Desde criança você já pensava em ser artista?
Fui sendo... A música estava na minha vida. De início, eu apenas era musicista. Não creio que racionalizasse com algo do tipo “tenho o sonho de ser uma grande artista”. Acho que fui vivendo a arte porque ela, como falei, já era tão parte da minha vida, que eu achava que era aquilo mesmo. Então, eu gostava, me divertia. Meus amigos eram músicos, também. Um universo tão natural, que não era algo que eu dissesse “Eu quero ser isso”, porque eu já era. Acho que eu já sou artista desde criança. Só bem depois, entendi que seria também a minha profissão, e ganharia dinheiro fazendo aquilo. Quando me mudei para o Rio de Janeiro, passei a querer levar a minha música para cada vez mais gente. Aí, sim, vem uma vontade de ser uma artista mais popular, mais pop. Acho que é aí que começou minha busca por essa persona artística que eu venho construindo; artística e tão plural também, porque fui agarrando tudo o que apareceu na minha frente. Eu me permiti muito. A minha luta foi sempre para não me enquadrar em nada. Às vezes, a gente não é muito compreendida. Tenho uma raiz muito forte, e a música nordestina sempre é o meu Norte. Eu sou forrozeira de essência, porque foi assim que comecei, e fui agregando outras coisas e me descobrindo artista, querendo trabalhar isso. Querendo desenhar minha carreira, conquistar mais público, fazer mais, produzir, me expressar.... A atuação me ajudou bastante, nesses anseios. Sou tão ansiosa por criar, gosto de novidades, de sentir que estou aprendendo. Quando acho que estou insistindo na mesma coisa há muito tempo, já fico agoniada, quero aprender uma coisa diferente. E ficava pensando: “meu Deus, será que isso é natural?” Porque é tanta ansiedade de criar... E aí, fui entendendo que sou assim, e também achando isso legal e natural, porque, às vezes, as pessoas querem, sei lá, colocar você em alguma caixa. Descobri que o meu poder, a minha diferença é essa, e de ser essa coisa inventiva.
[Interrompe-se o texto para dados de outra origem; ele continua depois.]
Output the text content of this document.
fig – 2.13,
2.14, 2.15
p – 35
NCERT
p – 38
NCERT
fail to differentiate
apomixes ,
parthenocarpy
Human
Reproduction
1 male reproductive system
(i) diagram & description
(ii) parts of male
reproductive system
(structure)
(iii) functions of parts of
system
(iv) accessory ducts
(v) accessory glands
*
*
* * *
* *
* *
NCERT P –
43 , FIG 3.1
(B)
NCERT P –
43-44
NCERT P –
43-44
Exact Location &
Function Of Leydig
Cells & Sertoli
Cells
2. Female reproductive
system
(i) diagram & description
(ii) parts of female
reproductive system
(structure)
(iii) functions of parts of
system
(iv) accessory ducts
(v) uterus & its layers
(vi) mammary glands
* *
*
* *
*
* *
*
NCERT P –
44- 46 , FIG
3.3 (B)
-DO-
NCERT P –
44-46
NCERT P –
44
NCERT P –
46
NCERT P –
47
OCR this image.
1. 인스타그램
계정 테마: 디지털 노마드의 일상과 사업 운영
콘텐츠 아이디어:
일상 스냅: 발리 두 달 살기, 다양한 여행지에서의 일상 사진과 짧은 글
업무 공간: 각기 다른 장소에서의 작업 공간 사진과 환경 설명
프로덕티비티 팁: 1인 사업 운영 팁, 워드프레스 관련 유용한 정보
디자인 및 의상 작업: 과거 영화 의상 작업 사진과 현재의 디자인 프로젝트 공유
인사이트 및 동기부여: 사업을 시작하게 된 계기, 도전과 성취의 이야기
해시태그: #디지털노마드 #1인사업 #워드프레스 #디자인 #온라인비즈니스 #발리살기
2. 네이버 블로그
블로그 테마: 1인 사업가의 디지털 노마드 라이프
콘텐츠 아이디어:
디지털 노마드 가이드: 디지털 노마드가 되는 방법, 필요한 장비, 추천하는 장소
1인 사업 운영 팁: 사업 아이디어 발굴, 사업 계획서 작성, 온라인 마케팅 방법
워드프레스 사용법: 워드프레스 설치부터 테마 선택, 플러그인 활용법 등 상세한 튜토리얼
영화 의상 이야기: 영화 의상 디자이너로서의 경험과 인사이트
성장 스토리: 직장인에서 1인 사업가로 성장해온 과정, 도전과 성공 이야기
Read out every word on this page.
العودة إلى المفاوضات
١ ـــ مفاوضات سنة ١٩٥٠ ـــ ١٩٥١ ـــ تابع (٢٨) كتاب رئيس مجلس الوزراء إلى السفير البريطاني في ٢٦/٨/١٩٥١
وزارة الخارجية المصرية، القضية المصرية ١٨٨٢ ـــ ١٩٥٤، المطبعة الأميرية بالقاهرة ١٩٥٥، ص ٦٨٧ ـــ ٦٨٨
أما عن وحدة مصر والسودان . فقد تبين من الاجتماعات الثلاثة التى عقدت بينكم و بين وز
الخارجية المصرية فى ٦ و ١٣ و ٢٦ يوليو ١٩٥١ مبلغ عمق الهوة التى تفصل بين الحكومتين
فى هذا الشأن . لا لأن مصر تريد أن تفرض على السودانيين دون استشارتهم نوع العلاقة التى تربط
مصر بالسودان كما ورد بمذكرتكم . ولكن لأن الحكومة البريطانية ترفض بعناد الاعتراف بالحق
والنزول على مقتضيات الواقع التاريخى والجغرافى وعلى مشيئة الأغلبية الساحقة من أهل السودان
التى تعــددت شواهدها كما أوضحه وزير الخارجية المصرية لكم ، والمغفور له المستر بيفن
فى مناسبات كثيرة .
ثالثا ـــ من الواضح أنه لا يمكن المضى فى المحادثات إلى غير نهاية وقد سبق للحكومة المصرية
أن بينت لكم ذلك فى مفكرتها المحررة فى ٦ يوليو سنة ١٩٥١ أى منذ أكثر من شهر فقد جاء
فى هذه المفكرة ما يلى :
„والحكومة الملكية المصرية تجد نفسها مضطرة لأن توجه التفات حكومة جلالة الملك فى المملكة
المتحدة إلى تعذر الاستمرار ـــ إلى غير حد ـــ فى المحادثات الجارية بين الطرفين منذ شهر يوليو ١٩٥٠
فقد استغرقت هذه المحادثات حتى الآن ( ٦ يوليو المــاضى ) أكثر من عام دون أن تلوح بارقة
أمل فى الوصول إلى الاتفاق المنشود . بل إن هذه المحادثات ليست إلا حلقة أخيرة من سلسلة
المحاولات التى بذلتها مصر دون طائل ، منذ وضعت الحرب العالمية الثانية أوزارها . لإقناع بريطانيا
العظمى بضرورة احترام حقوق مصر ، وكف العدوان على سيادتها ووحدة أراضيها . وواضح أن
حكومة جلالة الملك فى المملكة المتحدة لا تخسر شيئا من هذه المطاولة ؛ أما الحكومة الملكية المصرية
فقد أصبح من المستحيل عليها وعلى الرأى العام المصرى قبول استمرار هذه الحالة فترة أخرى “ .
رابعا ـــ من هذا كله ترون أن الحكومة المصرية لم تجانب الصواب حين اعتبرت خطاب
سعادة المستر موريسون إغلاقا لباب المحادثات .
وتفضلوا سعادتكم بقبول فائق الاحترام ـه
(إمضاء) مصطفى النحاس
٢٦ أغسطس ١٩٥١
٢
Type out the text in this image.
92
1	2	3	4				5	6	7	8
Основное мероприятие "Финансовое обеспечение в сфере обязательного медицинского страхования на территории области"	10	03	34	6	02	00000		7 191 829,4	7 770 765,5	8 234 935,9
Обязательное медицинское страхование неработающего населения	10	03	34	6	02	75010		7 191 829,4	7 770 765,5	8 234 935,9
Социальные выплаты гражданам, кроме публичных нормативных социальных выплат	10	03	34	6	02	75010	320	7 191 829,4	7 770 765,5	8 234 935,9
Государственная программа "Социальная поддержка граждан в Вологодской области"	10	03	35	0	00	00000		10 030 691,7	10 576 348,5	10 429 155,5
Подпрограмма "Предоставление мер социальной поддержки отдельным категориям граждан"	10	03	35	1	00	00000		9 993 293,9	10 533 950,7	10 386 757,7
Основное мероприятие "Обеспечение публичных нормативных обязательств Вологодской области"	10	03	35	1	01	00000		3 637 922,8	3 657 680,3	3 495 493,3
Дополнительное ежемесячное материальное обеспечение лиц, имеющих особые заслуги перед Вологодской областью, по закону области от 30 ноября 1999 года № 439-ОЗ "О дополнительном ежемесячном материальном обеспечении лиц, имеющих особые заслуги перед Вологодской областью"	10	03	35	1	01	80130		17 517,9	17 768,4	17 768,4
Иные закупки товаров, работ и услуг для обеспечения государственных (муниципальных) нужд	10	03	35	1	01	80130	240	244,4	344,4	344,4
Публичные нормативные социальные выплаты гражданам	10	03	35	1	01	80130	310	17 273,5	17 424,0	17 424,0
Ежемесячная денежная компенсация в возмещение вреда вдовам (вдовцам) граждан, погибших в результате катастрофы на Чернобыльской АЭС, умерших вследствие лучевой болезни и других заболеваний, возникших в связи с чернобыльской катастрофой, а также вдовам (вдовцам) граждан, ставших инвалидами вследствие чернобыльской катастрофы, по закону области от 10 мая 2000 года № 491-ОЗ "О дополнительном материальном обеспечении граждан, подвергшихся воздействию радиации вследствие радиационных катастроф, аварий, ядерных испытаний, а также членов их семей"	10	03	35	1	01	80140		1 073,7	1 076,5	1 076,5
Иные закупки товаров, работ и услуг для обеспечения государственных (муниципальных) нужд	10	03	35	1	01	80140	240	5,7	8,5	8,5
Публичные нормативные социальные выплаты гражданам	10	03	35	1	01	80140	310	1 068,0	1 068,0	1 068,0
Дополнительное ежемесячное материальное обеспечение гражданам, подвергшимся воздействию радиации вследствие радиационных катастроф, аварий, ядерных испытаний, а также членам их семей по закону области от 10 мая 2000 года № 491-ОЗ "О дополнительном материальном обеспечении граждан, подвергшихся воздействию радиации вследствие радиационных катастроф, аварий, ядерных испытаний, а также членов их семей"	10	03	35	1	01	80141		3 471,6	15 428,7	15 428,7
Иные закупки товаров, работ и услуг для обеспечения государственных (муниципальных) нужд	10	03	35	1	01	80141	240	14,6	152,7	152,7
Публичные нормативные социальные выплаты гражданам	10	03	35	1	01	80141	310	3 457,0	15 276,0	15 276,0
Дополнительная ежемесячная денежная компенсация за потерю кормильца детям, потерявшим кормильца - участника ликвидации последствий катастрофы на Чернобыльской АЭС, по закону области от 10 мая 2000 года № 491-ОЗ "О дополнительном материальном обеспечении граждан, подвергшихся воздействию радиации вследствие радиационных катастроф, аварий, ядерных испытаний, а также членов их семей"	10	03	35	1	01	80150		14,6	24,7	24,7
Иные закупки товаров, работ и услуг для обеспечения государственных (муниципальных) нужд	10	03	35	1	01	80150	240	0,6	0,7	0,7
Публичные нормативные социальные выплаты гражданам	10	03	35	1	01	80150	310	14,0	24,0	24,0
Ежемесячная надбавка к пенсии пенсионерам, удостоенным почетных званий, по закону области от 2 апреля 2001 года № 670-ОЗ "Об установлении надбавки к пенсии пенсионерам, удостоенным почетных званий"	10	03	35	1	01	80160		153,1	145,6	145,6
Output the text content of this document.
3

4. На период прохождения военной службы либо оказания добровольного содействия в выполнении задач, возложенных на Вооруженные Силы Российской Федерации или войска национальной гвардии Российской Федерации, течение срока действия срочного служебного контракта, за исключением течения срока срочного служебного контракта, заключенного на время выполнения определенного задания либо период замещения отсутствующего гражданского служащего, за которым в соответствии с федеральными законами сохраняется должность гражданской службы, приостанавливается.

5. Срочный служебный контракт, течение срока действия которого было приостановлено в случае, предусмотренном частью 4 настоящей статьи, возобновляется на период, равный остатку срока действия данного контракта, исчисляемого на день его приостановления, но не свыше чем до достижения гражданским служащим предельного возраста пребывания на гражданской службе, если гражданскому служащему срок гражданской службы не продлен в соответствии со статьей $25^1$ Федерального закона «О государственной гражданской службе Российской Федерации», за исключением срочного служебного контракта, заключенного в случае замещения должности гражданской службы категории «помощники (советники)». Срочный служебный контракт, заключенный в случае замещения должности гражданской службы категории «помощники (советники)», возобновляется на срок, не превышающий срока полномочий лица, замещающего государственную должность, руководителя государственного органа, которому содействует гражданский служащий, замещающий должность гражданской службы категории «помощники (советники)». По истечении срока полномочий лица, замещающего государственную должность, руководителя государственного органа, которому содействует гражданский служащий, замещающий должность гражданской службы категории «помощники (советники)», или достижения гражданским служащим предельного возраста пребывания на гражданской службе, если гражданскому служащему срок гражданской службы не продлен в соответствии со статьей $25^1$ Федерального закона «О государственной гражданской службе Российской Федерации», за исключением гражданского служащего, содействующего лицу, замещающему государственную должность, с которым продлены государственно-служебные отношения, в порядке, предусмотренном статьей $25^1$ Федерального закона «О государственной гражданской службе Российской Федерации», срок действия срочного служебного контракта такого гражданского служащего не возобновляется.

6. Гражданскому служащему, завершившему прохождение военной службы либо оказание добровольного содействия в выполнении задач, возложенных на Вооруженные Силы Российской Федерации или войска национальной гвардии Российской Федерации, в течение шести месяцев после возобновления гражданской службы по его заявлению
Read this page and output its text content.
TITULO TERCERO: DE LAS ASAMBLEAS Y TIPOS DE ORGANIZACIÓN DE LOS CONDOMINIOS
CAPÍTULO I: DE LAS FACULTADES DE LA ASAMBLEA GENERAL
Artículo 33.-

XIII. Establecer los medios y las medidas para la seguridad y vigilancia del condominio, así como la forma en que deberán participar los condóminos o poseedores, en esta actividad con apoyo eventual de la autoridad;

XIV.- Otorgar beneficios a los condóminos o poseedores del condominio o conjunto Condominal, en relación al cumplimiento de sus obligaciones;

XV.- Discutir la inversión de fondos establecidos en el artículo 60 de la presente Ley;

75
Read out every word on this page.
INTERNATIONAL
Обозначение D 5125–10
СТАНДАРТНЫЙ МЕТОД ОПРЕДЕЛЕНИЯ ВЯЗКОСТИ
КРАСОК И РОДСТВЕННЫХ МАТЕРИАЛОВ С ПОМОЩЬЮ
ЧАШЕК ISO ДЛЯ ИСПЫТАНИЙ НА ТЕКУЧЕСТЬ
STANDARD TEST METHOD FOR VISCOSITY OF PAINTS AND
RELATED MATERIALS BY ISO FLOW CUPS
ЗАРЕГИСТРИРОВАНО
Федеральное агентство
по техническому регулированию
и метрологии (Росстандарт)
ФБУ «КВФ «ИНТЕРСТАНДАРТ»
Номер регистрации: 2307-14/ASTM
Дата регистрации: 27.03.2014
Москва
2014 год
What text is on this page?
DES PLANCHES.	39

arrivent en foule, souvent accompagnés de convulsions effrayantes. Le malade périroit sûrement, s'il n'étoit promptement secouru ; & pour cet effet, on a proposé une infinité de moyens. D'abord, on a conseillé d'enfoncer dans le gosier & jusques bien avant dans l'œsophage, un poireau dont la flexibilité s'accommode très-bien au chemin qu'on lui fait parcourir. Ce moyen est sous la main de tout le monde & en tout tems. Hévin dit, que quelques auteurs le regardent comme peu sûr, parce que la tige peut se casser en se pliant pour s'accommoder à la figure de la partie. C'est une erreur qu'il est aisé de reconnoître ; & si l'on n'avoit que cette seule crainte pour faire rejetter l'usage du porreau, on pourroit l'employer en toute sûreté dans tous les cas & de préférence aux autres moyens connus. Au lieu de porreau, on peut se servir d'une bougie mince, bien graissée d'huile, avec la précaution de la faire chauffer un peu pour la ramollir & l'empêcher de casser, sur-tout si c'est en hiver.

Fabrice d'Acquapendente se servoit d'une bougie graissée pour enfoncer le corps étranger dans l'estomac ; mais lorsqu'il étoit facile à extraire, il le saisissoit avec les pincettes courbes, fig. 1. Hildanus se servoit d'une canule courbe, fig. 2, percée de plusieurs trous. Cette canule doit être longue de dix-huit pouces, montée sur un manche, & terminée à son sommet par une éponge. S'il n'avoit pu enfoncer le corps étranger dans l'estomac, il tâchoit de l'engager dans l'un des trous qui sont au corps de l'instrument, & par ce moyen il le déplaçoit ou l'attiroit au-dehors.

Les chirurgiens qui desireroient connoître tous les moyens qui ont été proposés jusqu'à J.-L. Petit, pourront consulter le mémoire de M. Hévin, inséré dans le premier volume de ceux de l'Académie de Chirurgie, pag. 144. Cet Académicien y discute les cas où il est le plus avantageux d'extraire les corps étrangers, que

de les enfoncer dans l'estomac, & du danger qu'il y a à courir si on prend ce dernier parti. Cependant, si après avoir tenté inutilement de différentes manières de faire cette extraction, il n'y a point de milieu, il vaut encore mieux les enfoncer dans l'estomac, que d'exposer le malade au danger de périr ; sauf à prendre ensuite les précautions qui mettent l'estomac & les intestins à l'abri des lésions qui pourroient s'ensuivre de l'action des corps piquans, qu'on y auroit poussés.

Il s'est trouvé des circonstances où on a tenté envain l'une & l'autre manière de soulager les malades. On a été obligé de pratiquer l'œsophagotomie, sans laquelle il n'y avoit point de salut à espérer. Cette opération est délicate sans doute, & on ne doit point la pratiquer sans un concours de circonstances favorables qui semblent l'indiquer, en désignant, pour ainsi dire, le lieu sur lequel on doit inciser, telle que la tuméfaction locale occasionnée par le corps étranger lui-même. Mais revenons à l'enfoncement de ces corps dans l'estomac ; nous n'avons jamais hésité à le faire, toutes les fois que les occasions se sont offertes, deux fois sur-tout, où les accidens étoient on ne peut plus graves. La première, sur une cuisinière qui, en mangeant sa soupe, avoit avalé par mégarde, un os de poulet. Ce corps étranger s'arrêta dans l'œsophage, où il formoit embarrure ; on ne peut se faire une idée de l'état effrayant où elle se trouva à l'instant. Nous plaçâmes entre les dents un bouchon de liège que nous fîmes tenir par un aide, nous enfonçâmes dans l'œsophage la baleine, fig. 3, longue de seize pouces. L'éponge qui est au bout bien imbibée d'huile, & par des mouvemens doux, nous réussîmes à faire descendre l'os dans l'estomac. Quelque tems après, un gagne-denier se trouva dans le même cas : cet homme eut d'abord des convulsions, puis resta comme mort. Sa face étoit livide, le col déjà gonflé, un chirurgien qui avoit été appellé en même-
Qual foi o primeiro instrumento que você tocou?
Violino. Depois, piano. Porque comecei, com quatro anos, a ir para a orquestra. Minha mãe já levava a gente para essa coisa da musicalização. Meus pais quiseram potencializar o talento, trabalhar isso. Depois, o Espaço Cultural, em João Pessoa, um ambiente que tem peças de teatro, aulas de música, concertos... Depois, fui para a universidade. Após o violino, muito criança, veio o piano, com a Dona Norma, que foi uma maestrina que me ensinou muita coisa. Era uma mulher argentina que veio para a Paraíba, onde morou muitos anos, e formou uma escola de músicos.